The Big Ten will be an interesting case study in the coming years, because relatively paltry recruiting across the board gave Wisconsin more upward mobility. Urban Meyer’s enjoyed immediate success at Ohio State, both on the recruiting trail and on fall Saturdays, and Jim Harbaugh’s infused new life into Michigan’s recruiting.

If Wisconsin continue to win 10 games with regularity, and score the occasional Rose Bowl appearance, the Badgers will truly stand as a beacon for all the other facets that go into building a program.

Those facets include coaching, scheme and culture, strength programs and recruiting. Wait – recruiting?

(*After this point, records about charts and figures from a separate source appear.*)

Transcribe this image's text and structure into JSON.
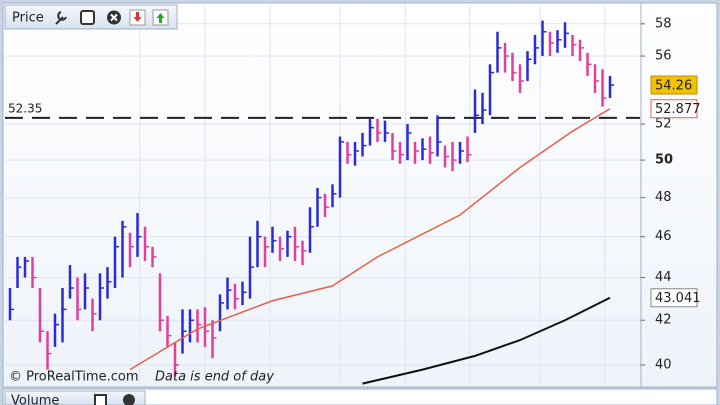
{
  "chart_data": {
    "type": "ohlc",
    "title": "Price",
    "scale": "log",
    "grid": true,
    "ylim": [
      39.14,
      59.2
    ],
    "yticks": [
      40,
      42,
      44,
      46,
      48,
      50,
      52,
      56,
      58
    ],
    "high": [
      43.5,
      45,
      45,
      45,
      43.5,
      41.5,
      42.3,
      43.5,
      44.6,
      44,
      44.2,
      43,
      44.2,
      44.5,
      46,
      46.8,
      46.2,
      47.2,
      46.5,
      45.5,
      44.2,
      42.2,
      41,
      42.5,
      42.5,
      42.5,
      42.6,
      42,
      43.2,
      44,
      43.7,
      43.8,
      46,
      46.8,
      46,
      46.5,
      46,
      46.3,
      46.5,
      45.8,
      47.5,
      48.5,
      48.2,
      48.7,
      51.3,
      51,
      51,
      51.5,
      52.3,
      52.3,
      52.2,
      51.5,
      51,
      52,
      51,
      51.2,
      51.3,
      52.5,
      50.8,
      51,
      51,
      51.3,
      54,
      53.8,
      55.5,
      57.5,
      56.8,
      56.2,
      55.5,
      56.3,
      57.3,
      58.2,
      57.5,
      57.6,
      58.1,
      57.3,
      57,
      56.2,
      55.5,
      55.2,
      54.8
    ],
    "low": [
      42,
      43.5,
      44,
      43.5,
      41,
      39.8,
      40.8,
      41,
      43,
      42,
      42.5,
      41.5,
      42,
      43,
      43.5,
      44,
      44.5,
      45,
      44.8,
      44.5,
      41.5,
      40.8,
      39.5,
      40.5,
      41,
      41,
      40.8,
      40.3,
      41.5,
      42.5,
      42.5,
      42.7,
      43,
      44.5,
      44.5,
      45.2,
      44.8,
      45,
      44.8,
      44.6,
      45.2,
      46.5,
      47,
      47.5,
      48,
      49.8,
      49.7,
      50.2,
      50.8,
      51,
      51,
      50,
      49.8,
      50,
      49.8,
      50,
      49.8,
      50.2,
      49.6,
      49.4,
      49.8,
      49.9,
      51.5,
      52,
      52.5,
      55,
      55,
      54.5,
      53.8,
      54.5,
      55.5,
      56,
      56,
      56.2,
      56.5,
      56,
      55.7,
      54.8,
      53.8,
      53,
      53.5
    ],
    "close": [
      42.5,
      44.5,
      44.8,
      44,
      41.5,
      40.5,
      41.8,
      42.5,
      43.5,
      42.5,
      43.5,
      42.3,
      43.5,
      43.8,
      45.5,
      46.5,
      45.5,
      46,
      45.5,
      45,
      42,
      41.3,
      40,
      41.5,
      42,
      41.8,
      41.5,
      41.2,
      42.8,
      43.4,
      43,
      43.3,
      44.5,
      46,
      45.5,
      45.8,
      45.4,
      46,
      45.5,
      45.3,
      46.5,
      48,
      47.5,
      48.2,
      51,
      50.3,
      50.5,
      50.8,
      51.8,
      51.5,
      51.5,
      50.5,
      50.3,
      51.5,
      50.5,
      50.6,
      50.4,
      51,
      50.2,
      50,
      50.5,
      50.3,
      52.5,
      52.8,
      55,
      56.5,
      56,
      55,
      54.5,
      55.8,
      56.5,
      57.5,
      56.8,
      57,
      57.4,
      56.7,
      56.5,
      55.5,
      54.5,
      53.5,
      54.26
    ],
    "up_color": "#2b2bd6",
    "down_color": "#e0409c",
    "series": [
      {
        "color": "#e8604c",
        "x": [
          16,
          25,
          35,
          43,
          49,
          60,
          68,
          75,
          80
        ],
        "values": [
          39.8,
          41.6,
          42.9,
          43.6,
          45.0,
          47.1,
          49.6,
          51.6,
          52.877
        ]
      },
      {
        "color": "#111111",
        "x": [
          47,
          55,
          62,
          68,
          74,
          80
        ],
        "values": [
          39.2,
          39.8,
          40.4,
          41.1,
          42.0,
          43.041
        ]
      }
    ],
    "hline": 52.35,
    "footer": "© ProRealTime.com",
    "footer_note": "Data is end of day",
    "volume_title": "Volume"
  }
}
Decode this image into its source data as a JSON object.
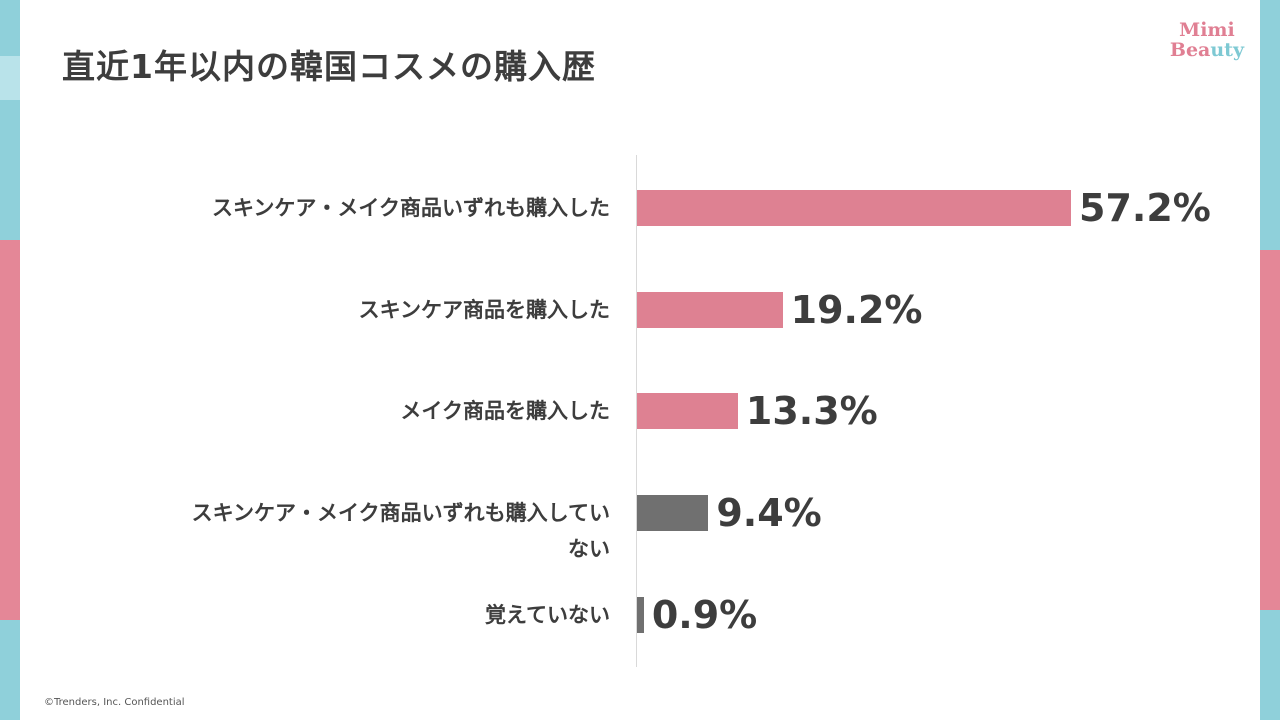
{
  "title": "直近1年以内の韓国コスメの購入歴",
  "logo": {
    "line1": "Mimi",
    "line2a": "Bea",
    "line2b": "uty"
  },
  "footer": "©Trenders, Inc.  Confidential",
  "colors": {
    "pink": "#de8192",
    "gray": "#707070"
  },
  "chart_data": {
    "type": "bar",
    "orientation": "horizontal",
    "categories": [
      "スキンケア・メイク商品いずれも購入した",
      "スキンケア商品を購入した",
      "メイク商品を購入した",
      "スキンケア・メイク商品いずれも購入していない",
      "覚えていない"
    ],
    "category_lines": [
      [
        "スキンケア・メイク商品いずれも購入した"
      ],
      [
        "スキンケア商品を購入した"
      ],
      [
        "メイク商品を購入した"
      ],
      [
        "スキンケア・メイク商品いずれも購入してい",
        "ない"
      ],
      [
        "覚えていない"
      ]
    ],
    "values": [
      57.2,
      19.2,
      13.3,
      9.4,
      0.9
    ],
    "value_labels": [
      "57.2%",
      "19.2%",
      "13.3%",
      "9.4%",
      "0.9%"
    ],
    "bar_colors": [
      "#de8192",
      "#de8192",
      "#de8192",
      "#707070",
      "#707070"
    ],
    "xlim": [
      0,
      57.2
    ],
    "grid": false,
    "legend": "none"
  }
}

Yes, the commonly agreed determiner of successful college football recruiting is seen on national signing day via star ratings. Unearthing hidden gems is a skill all its own, however.

Wisconsin’s thrived at this. Another great example in the same part of the country is North Dakota State, winner of five straight FCS championships.

The Bison dominate competition built primarily on unheralded high school prospects, sure, but NDSU has also found and developed under-recruited preps into NFL talents. Linebacker Kyle Emanuel flourished in his first season with the San Diego Chargers, and Bison quarterback Carson Wentz is a likely first-round draft pick.

Last July, I asked former North Dakota State Craig Bohl about finding such players, Wentz in particular. Bohl said it’s a matter of “knocking on every door.”

Wentz came out of Bismarck, North Dakota – “not the middle of nowhere,” Bohl told me, but not a recruiting hotbed, either.
Pinpointing such talent is one important step. The next is making connections early.

Before he wowed NFL scouts at January’s Senior Bowl week workouts, running back Kenneth Dixon wowed Louisiana Tech staff at little Strong High School in Strong, Arkansas.

Cal head coach Sonny Dykes, who recruited Dixon to Louisiana Tech, told me Dixon would have been a much more heavily pursued recruit had he played his high school ball in a more visible location.

Even still, bigger schools came after Dixon late into the recruiting process. Because Louisiana Tech built a connection with Dixon early, the running back said he felt at home with the program and remained true to the Bulldogs despite increased interest.

Such an approach isn’t exclusive to Group of Five and FCS programs. Arizona head coach Rich Rodriguez’s best player in four seasons in the Pac-12 was linebacker Scooby Wright, an early-round NFL talent who was a two-star prospect in Las Vegas the Bay Area.

Wright’s phenomenal play in 2014 was a catalyst in Arizona winning 10 games and the Pac-12 South championship. Rodriguez said in November 2014 that Wright’s low recruiting rating wasn’t a misfire by the services who grade prospects; Arizona simply noticed his upside before others and got in on his recruitment early.

Somewhere in the class of 2016 are the next Scooby Wright. The next Carson Wentz. The next Kenneth Dixon. Likewise, there are programs poised to outplay their star ratings.

These aren’t the rules to college football recruiting; these are the exceptions. Nevertheless, the exceptions are inevitable.